7.3 Support. A designated user of Partner shall be added to the team account of the Candidate, so that Partner may have account visibility and provide support to their Candidate users. Company support and training is available to be purchased and used as needed, whether by Partner or Candidate. If Partner does not provide the necessary support to Candidate, Candidate may select a different Partner to support them, or Candidate’s affiliation with Partner may be removed so Company could provide support to Candidate.
7.4 Commissions. In consideration for Partner’s services to be performed pursuant to this Section 7, Company shall pay Partner a commission for each Candidate referred by Partner, the details of which will be available in the Partner > Help section of the online Partner account. Commissions due Partner are paid each quarter if the amount owing exceeds $500 US; otherwise they will be cumulated and will be paid once the $500 US highwater mark has been exceeded. Commissions shall be paid by within 60 days after issuance of a commission report.

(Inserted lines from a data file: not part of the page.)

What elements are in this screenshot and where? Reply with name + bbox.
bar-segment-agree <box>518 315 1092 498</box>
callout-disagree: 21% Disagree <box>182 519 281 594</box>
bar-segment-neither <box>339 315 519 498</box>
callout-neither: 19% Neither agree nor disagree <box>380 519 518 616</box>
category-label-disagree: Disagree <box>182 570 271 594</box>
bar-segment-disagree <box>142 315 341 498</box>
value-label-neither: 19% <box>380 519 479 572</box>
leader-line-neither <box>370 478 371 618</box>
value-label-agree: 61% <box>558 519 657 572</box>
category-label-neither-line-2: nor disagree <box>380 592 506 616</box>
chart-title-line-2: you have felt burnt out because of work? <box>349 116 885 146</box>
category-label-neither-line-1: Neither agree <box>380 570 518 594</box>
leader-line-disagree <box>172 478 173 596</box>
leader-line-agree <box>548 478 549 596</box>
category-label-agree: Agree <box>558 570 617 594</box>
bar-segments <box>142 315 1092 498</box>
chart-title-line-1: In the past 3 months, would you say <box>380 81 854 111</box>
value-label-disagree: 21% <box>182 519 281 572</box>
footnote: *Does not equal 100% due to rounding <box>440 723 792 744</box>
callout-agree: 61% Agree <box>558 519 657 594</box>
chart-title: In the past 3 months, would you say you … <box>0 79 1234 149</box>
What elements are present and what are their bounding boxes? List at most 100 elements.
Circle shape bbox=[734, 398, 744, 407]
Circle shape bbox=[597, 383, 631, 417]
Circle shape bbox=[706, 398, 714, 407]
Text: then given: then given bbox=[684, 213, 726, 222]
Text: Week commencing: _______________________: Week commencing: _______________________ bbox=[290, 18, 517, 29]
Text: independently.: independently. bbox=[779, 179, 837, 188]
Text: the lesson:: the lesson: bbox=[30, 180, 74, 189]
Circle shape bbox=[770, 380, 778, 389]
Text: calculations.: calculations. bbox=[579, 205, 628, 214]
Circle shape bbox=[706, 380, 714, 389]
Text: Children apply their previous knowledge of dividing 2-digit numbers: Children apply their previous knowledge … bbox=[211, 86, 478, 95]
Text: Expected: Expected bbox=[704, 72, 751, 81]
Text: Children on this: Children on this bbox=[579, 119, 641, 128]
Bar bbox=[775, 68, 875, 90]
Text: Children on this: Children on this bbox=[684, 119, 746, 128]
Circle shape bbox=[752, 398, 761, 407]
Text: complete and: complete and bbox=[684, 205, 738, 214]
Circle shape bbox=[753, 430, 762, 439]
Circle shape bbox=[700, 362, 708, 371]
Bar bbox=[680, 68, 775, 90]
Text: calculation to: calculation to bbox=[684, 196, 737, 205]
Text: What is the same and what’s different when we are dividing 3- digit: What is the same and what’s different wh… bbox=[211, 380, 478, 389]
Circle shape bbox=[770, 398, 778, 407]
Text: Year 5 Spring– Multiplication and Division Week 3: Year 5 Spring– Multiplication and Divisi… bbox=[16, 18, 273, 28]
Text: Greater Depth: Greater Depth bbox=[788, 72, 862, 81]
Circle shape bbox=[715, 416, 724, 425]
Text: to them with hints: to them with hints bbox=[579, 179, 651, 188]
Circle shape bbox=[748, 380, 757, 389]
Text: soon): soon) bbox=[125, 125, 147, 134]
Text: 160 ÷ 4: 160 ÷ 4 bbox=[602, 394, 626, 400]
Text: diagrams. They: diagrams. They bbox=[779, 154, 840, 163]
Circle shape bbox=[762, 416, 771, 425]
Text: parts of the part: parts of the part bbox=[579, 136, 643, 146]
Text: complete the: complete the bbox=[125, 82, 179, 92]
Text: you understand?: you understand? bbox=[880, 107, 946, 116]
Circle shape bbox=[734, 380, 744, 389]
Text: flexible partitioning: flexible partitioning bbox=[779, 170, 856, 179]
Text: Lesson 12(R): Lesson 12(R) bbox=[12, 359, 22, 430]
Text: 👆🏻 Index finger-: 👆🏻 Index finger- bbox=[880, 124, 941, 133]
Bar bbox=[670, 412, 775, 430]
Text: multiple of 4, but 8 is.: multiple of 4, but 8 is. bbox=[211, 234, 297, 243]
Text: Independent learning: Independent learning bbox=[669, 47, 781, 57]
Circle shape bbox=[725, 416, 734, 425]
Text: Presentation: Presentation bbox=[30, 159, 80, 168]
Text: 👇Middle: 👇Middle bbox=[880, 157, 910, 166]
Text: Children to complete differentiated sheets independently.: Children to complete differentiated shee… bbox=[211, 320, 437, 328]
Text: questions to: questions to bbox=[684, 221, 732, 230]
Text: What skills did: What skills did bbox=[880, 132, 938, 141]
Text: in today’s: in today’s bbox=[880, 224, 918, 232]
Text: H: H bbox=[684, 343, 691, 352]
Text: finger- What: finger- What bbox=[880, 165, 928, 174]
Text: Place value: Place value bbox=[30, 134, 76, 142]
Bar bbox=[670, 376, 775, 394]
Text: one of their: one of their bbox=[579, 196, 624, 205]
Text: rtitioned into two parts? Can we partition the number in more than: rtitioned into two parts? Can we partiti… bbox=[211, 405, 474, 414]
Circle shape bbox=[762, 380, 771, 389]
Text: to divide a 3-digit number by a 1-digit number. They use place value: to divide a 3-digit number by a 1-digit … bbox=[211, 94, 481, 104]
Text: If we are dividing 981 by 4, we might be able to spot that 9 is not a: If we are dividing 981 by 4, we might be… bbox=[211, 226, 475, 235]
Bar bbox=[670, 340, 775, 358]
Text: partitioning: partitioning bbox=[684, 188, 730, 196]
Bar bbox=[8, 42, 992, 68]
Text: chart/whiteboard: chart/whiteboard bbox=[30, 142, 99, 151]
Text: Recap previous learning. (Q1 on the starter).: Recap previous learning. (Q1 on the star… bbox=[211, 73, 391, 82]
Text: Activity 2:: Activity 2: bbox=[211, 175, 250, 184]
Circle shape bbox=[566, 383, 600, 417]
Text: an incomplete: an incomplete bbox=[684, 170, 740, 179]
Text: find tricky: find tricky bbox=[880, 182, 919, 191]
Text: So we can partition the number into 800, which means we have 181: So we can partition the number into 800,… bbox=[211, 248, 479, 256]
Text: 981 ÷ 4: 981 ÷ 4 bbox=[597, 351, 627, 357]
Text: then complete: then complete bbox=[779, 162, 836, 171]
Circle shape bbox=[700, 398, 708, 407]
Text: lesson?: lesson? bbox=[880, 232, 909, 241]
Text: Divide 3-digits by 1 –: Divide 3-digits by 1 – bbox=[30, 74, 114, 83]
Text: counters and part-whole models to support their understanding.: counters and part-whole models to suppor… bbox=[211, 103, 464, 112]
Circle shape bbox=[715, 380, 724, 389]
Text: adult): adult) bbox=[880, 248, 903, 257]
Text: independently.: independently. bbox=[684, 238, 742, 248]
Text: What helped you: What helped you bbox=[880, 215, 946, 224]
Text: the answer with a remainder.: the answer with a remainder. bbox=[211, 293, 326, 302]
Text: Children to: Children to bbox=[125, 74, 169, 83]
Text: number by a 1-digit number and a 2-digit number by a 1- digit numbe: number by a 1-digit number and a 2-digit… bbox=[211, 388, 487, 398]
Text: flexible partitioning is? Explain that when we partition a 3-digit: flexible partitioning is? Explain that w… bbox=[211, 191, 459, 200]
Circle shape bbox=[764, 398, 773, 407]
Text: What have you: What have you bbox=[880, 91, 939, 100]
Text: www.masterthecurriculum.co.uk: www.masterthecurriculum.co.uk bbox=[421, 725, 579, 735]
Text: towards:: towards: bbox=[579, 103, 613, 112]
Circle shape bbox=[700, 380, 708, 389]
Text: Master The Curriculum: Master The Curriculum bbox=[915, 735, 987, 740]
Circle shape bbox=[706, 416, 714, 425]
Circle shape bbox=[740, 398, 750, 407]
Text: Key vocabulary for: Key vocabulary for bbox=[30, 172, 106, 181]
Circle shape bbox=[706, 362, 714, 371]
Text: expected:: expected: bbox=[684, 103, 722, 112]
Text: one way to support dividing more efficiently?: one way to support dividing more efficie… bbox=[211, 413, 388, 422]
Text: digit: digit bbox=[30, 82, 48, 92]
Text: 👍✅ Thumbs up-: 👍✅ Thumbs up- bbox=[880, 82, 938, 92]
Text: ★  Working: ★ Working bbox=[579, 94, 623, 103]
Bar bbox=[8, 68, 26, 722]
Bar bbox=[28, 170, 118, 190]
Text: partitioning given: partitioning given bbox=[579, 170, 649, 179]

7.5 Records. Company shall maintain books and records related to Partner’s commission payment calculations. Company shall permit Partner or Partner’s designee(s) reasonable access during Company’s normal business hours and, upon request, to verify commission payments due pursuant to this Section 7.
7.6 Refunds. If a refund is issued pursuant to the applicable agreement with Company and Candidate, then the Partner’s commission account is adjusted and the commission for the applicable refund is subtracted accordingly.